Sorry, I'm a little late to the debate. While I generally agreed with Pinker's position (Kass is an ethical idiot who deserves to be taken to task for his poorly thought-out and weakly defended positions), I can't really get behind this article. Pinker makes a major error - he equivocates on the word 'dignity'.

"Dignity", in an ethical context, is a deontological term (deontology is the ethical theory that looks at the nature of the action to decide whether it is morally right or wrong, rather than, say, the consequences or the character and motives of the agent). To say that someone or something has dignity is to say that it is morally wrong to treat that person or thing in certain ways, regardless of the consequences of refraining from the action. Pinker talks about 'dignity' in terms of "being dignified", that is, bearing yourself in a socially respectable way. Same word, very different idea.

It's clear form Pinker's first paragraph that he's starting from a very different ethical perspective - consequentialism - which says that whether or not an act is morally right or wrong depends on the outcomes of that action. Consequentialism and deontology are two very distinct ethical theories with very different implications for action and policy. This is where the main disagreement lies - Pinker and the (self-proclaimed) Defenders of Dignity make very different assumptions about how to think about ethics. The rest of the details fall out from that disagreement.

I haven't read any of the book Pinker is reviewing, but having read a bit of Kass's work and being somewhat familiar with the President's Council, I would not be surprised if a lot of Pinker's general assessment of the book and its motivations are accurate. But he doesn't do himself or biomedicine any favors by completely missing the point of "dignity".

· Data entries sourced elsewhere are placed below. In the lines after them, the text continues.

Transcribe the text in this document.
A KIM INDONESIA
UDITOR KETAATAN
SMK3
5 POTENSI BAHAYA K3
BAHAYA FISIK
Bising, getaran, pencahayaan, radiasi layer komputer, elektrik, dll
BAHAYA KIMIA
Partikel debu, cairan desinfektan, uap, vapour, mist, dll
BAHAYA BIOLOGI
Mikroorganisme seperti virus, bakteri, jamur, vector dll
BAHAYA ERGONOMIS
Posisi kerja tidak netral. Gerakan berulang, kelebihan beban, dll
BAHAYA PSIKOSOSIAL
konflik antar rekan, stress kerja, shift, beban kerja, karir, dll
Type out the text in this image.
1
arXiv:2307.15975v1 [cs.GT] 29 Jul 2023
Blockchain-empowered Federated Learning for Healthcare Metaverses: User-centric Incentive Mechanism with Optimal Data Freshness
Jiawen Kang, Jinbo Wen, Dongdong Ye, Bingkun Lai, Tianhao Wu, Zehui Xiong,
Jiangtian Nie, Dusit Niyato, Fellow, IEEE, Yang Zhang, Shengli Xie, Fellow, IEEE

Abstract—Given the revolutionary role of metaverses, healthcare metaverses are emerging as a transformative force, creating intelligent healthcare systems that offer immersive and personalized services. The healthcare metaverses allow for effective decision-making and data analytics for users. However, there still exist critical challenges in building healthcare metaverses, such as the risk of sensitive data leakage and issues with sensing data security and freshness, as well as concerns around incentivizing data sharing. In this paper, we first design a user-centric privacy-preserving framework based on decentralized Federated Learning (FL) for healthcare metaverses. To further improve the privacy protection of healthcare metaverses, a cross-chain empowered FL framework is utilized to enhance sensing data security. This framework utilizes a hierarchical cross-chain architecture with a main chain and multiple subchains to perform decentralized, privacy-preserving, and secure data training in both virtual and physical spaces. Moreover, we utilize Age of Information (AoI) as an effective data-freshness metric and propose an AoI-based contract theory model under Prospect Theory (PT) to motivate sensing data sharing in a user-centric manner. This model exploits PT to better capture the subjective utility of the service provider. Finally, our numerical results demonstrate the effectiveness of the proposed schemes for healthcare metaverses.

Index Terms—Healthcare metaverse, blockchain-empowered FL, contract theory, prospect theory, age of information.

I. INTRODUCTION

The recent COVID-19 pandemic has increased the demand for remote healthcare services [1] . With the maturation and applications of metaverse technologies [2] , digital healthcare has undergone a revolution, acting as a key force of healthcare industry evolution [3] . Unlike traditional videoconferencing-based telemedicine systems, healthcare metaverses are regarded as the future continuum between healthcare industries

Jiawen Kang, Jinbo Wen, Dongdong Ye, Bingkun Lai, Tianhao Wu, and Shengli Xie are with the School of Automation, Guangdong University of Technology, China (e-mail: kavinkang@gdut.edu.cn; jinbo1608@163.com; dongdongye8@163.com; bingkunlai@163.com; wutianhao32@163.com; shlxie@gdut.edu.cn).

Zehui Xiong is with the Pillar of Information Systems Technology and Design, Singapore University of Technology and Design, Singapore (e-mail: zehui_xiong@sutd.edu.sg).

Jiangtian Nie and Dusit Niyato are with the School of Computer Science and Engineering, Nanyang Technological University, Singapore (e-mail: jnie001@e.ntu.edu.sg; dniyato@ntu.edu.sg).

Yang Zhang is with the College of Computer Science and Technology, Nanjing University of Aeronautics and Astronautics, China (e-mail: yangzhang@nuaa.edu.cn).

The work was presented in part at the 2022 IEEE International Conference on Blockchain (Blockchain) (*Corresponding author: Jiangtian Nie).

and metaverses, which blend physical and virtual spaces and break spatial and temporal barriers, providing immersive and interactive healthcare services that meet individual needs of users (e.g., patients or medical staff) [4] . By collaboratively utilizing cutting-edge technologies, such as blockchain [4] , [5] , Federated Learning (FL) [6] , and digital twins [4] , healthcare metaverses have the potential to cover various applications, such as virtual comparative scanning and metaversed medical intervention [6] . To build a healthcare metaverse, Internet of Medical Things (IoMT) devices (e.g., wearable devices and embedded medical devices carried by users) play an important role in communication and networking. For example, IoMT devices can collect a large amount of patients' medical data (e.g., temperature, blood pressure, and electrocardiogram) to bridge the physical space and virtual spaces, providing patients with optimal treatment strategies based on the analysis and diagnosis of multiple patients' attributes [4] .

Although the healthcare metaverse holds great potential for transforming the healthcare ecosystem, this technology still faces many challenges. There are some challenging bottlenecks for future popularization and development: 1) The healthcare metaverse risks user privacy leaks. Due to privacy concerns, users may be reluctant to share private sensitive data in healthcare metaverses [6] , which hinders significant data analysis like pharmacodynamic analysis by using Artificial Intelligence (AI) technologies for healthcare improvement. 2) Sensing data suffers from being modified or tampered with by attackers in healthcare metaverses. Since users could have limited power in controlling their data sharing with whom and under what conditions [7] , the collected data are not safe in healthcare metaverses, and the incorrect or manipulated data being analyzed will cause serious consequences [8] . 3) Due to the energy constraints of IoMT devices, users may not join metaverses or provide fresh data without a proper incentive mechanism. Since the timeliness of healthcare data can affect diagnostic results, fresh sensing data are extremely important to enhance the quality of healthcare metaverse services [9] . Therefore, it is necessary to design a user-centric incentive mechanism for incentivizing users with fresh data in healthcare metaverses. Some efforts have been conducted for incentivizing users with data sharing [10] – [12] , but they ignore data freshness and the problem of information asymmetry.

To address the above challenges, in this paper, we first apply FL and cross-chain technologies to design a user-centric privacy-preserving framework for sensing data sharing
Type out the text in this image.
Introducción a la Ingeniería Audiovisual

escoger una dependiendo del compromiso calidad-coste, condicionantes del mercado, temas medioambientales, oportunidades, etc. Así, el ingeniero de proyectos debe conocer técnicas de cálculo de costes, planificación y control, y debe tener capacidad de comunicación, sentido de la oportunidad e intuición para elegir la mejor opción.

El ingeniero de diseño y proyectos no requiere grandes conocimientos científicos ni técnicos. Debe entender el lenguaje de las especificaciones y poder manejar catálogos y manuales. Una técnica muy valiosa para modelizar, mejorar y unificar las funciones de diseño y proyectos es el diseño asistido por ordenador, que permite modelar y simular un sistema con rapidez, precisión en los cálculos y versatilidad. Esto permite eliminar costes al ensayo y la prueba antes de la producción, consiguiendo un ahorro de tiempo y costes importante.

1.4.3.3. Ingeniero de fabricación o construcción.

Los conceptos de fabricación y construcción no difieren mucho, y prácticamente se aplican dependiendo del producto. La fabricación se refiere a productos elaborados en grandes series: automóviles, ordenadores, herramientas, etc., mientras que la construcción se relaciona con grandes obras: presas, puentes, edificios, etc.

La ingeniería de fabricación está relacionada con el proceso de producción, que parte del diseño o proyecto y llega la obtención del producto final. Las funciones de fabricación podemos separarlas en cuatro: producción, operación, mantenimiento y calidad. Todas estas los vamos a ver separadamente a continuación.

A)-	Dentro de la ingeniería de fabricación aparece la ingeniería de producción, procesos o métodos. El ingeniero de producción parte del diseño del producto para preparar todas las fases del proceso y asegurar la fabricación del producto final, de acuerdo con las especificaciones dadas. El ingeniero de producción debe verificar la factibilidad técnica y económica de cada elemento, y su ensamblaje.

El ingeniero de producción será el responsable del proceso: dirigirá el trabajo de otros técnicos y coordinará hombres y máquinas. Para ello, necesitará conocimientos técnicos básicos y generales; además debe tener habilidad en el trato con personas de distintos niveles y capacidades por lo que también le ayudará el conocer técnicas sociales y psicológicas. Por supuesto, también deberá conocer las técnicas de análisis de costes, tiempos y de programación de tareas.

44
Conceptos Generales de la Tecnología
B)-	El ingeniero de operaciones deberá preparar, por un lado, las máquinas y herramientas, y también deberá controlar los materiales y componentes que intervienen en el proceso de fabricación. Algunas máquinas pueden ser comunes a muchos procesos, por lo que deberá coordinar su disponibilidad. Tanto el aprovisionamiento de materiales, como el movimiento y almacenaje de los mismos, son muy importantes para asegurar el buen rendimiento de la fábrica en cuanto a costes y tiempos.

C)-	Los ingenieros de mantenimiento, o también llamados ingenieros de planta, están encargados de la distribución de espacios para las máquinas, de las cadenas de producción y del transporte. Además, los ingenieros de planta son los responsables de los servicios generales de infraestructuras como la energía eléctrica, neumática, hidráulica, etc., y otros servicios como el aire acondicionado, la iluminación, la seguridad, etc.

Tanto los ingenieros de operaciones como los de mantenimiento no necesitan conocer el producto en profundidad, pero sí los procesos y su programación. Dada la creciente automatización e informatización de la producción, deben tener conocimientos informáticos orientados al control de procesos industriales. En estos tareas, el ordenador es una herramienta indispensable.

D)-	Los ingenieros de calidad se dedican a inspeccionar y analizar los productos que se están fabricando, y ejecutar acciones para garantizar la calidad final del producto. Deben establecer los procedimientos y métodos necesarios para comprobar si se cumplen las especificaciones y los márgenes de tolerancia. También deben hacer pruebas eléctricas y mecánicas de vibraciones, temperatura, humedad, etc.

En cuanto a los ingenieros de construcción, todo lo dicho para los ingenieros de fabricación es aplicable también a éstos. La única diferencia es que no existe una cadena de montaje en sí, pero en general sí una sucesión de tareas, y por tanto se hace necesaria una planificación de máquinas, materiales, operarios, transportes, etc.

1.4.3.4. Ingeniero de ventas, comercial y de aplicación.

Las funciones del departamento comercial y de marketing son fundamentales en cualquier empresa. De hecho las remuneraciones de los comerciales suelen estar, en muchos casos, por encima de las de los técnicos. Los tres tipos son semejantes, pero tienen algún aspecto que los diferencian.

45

Oh, and Pinker also makes a lot of assumptions about what it means for people to be "better off" and "worse off", and even if I generally agree with him, he shouldn't use assumptions that his opponents don't share without defending them at least a little.

I think that people are missing the weakness of Pinker's argument - dignity may be a term that is difficult to define, but are so are terms like "justice " which are nonetheless essential to politics. Pinker's appeal to justice as resepct for the autonomy of people is one version of the human dignity argument. It means he too believes in human dignity, but he can't ground it in his Darwinian materialism which undermines dignity, justice, rights and other ethical norms and he basically cannot oppose the idea of the strong taking away the autonomy of the weak. Pinker needs to admit his dependence on some version of dignity, as the special moral status of human beings which merits respect.